L’Encyclopédie/1re édition/MARMOTTE

MARMOTTE, s. f. mus alpinus, (Hist. nat.) quadrupede qui a depuis le bout du museau jusqu’à l’origine de la queue environ treize pouces de longueur ; celle de la queue est de six pouces & demi. Comme le lievre & le lapin il a le museau court & gros, la tête allongée & un peu arquée à l’endroit du front ; les oreilles sont très-courtes, à peine paroissent-elles au-dessus du poil, qui a peu de longueur sur la tête, excepté à l’endroit des joues où il est beaucoup plus long. La levre du dessous est plus courte que celle du dessus ; le corps est gros & fort étoffé ; les jambes sont courtes & le paroissent encore davantage parce qu’elles ne sont jamais bien étendues.

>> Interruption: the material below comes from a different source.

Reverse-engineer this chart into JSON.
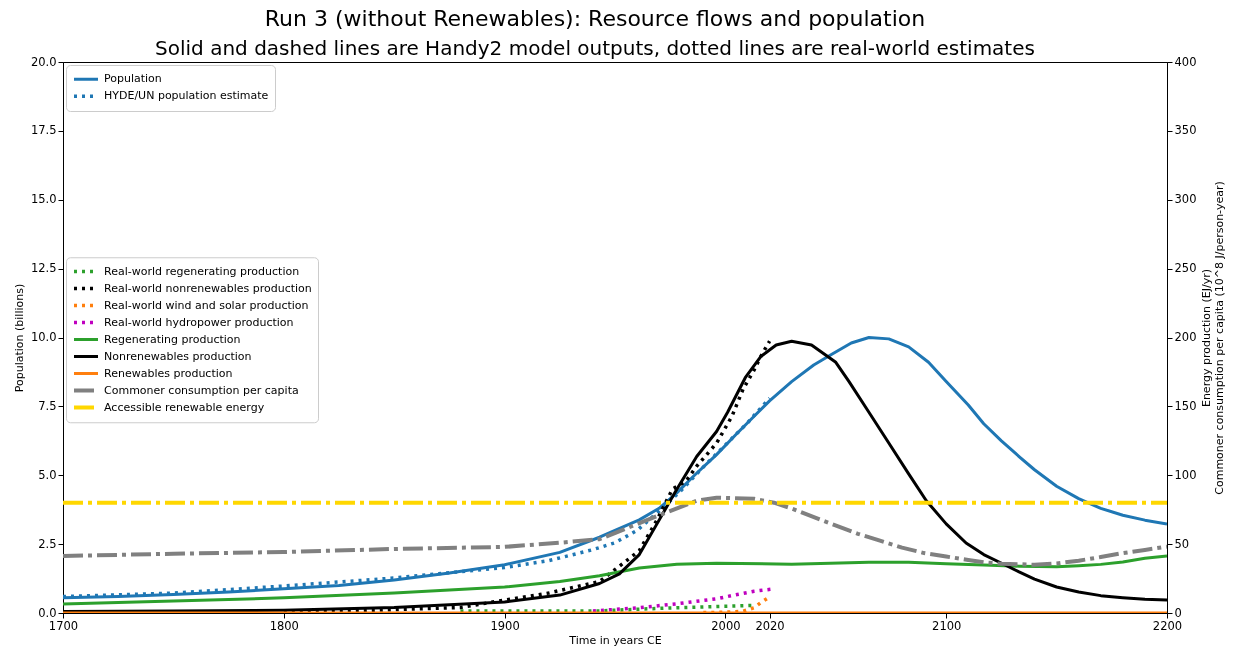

Le sommet de la tête, le dessus du cou, les épaules, le dos & les flancs sont noirs avec des teintes de gris & de cendré ; les côtés de la tête ont du gris & du noirâtre ; les oreilles sont grises ; le bout du museau, le dessous de la mâchoire inférieure & du cou, les jambes de devant, le dessous & les côtés de la poitrine, le ventre, la face intérieure de la cuisse & de la jambe, & les quatre piés ont une couleur rousse mélée de noir, de gris, & même de cendré ; la croupe & la face extérieure de la cuisse & de la jambe sont d’une couleur brune & roussâtre ; la queue est mêlée de cette derniere couleur & de noir.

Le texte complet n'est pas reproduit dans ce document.